Program for the Comprehensive Neurocognitive Treatment of Excess Weight (TRAINEP)
Obesity, Overweight
About this trial
This is an interventional treatment trial for Obesity focused on measuring Excess weight, Obesity, Overweight, Neurocognitive training
Eligibility Criteria
Inclusion Criteria:
- BMI between 25 and 39.9
- Age between 18 and 55 years
- Good command of the Spanish language
- Have at least two electronic devices available, one of them a smartphone with a gyroscope
Exclusion Criteria:
- Traumatic, digestive, metabolic or systemic disorders that affect the central nervous system, autonomic or endocrine
- Cardiovascular or any other disorders that prevent physical exercise
- Psychopathological disorders or presence of severe symptoms in the Depression Anxiety and Stress Scale-21 (DASS-21)
- Eating disorders or presence of criteria in the Questionnaire on Eating and Weight Patterns-5 (QEWP-5)
- Pharmacological or any other kind of treatment for losing weight at present
- Candidates for bariatric surgery
- Food conditions that could interfere with the stimulus of the program (allergies, spru, vegetarianism, veganism)
- Current pregnancy or breastfeeding (or expected pregnancy in the following six months)

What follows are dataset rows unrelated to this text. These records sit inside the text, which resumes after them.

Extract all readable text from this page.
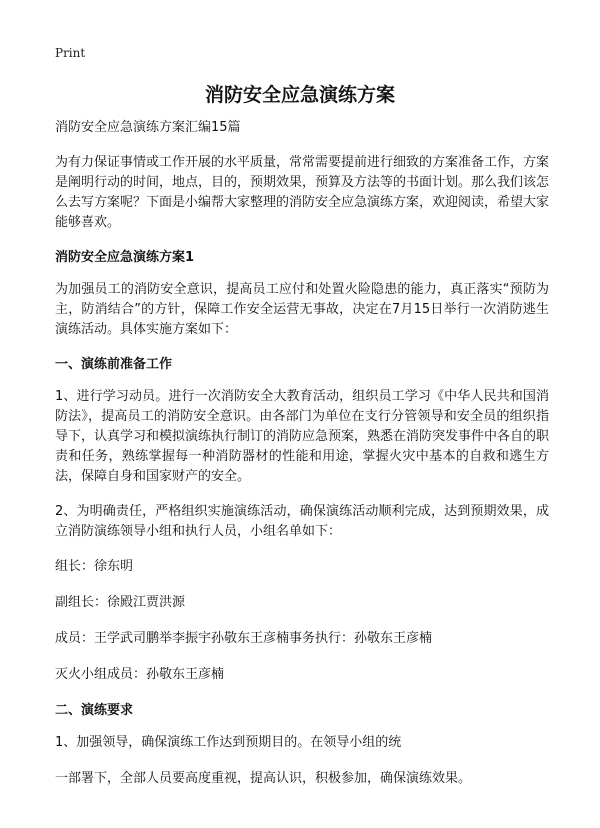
Print
消防安全应急演练方案

消防安全应急演练方案汇编15篇

为有力保证事情或工作开展的水平质量，常常需要提前进行细致的方案准备工作，方案是阐明行动的时间，地点，目的，预期效果，预算及方法等的书面计划。那么我们该怎么去写方案呢？下面是小编帮大家整理的消防安全应急演练方案，欢迎阅读，希望大家能够喜欢。

消防安全应急演练方案1

为加强员工的消防安全意识，提高员工应付和处置火险隐患的能力，真正落实“预防为主，防消结合”的方针，保障工作安全运营无事故，决定在7月15日举行一次消防逃生演练活动。具体实施方案如下：

一、演练前准备工作

1、进行学习动员。进行一次消防安全大教育活动，组织员工学习《中华人民共和国消防法》，提高员工的消防安全意识。由各部门为单位在支行分管领导和安全员的组织指导下，认真学习和模拟演练执行制订的消防应急预案，熟悉在消防突发事件中各自的职责和任务，熟练掌握每一种消防器材的性能和用途，掌握火灾中基本的自救和逃生方法，保障自身和国家财产的安全。

2、为明确责任，严格组织实施演练活动，确保演练活动顺利完成，达到预期效果，成立消防演练领导小组和执行人员，小组名单如下：

组长：徐东明

副组长：徐殿江贾洪源

成员：王学武司鹏举李振宇孙敬东王彦楠事务执行：孙敬东王彦楠

灭火小组成员：孙敬东王彦楠

二、演练要求

1、加强领导，确保演练工作达到预期目的。在领导小组的统

一部署下，全部人员要高度重视，提高认识，积极参加，确保演练效果。
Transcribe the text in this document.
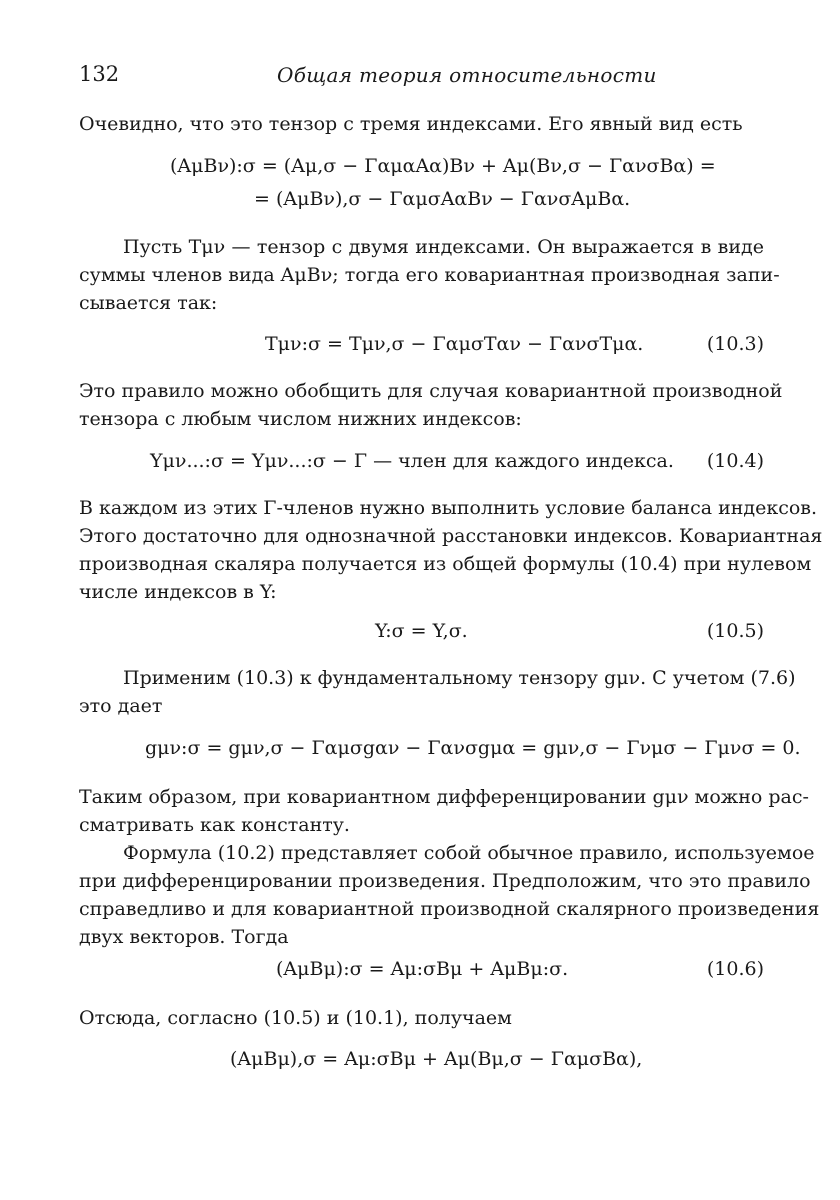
132	Общая теория относительности
Очевидно, что это тензор с тремя индексами. Его явный вид есть
(AμBν):σ = (Aμ,σ − ΓαμαAα)Bν + Aμ(Bν,σ − ΓανσBα) =
= (AμBν),σ − ΓαμσAαBν − ΓανσAμBα.
Пусть Tμν — тензор с двумя индексами. Он выражается в виде
суммы членов вида AμBν; тогда его ковариантная производная запи-
сывается так:
Tμν:σ = Tμν,σ − ΓαμσTαν − ΓανσTμα.	(10.3)
Это правило можно обобщить для случая ковариантной производной
тензора с любым числом нижних индексов:
Yμν...:σ = Yμν...:σ − Γ — член для каждого индекса. (10.4)
В каждом из этих Γ-членов нужно выполнить условие баланса индексов.
Этого достаточно для однозначной расстановки индексов. Ковариантная
производная скаляра получается из общей формулы (10.4) при нулевом
числе индексов в Y:
Y:σ = Y,σ.	(10.5)
Применим (10.3) к фундаментальному тензору gμν. С учетом (7.6)
это дает
gμν:σ = gμν,σ − Γαμσgαν − Γανσgμα = gμν,σ − Γνμσ − Γμνσ = 0.
Таким образом, при ковариантном дифференцировании gμν можно рас-
сматривать как константу.
Формула (10.2) представляет собой обычное правило, используемое
при дифференцировании произведения. Предположим, что это правило
справедливо и для ковариантной производной скалярного произведения
двух векторов. Тогда
(AμBμ):σ = Aμ:σBμ + AμBμ:σ.	(10.6)
Отсюда, согласно (10.5) и (10.1), получаем
(AμBμ),σ = Aμ:σBμ + Aμ(Bμ,σ − ΓαμσBα),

- Weight loss >5% on the 3 months previous to the program
- Use of medication that affects weight
- Frequent use of alcohol or other drugs that affects food intake.
Sites / Locations
- Mind, Brain and Behavior Research Center at University of Granada (CIMCYC-UGR)Recruiting
Arms of the Study
Arm 1
Arm 2
Arm 3
Experimental
Sham Comparator
Other
Neurocognitive training
Sham cognitive training
Control
The experimental group will: i) receive three pre-treatment group sessions (Motivational Interviewing, nutrition and physical exercise); ii) receive an individualized diet and physical exercise planning for 6 weeks; iii) participate in 4 weekly group neurocognitive intervention sessions, that will last about 60-90 minutes each. Two neurocognitive sessions are intended to train impulsivity, and the other two neurocognitive sessions will focus on reflexive training. Participants will practice the content of each session daily at home.
The active control group will: i) receive three pre-treatment group sessions (Motivational Interviewing, nutrition and physical exercise); ii) receive an individualized diet and physical exercise planning for 6 weeks; iii) participate in 4 weekly group sessions of sham intervention that mimic the neurocognitive sessions of the experimental group. Two neurocognitive sessions are intended to train impulsivity, and the other two neurocognitive sessions will focus on reflexive training. Participants will practice the content of each session daily at home.
Participants in the control group will receive three pre-treatment group sessions (Motivational Interviewing, nutrition and physical exercise) and will receive an individualized diet and physical exercise planning for 6 weeks.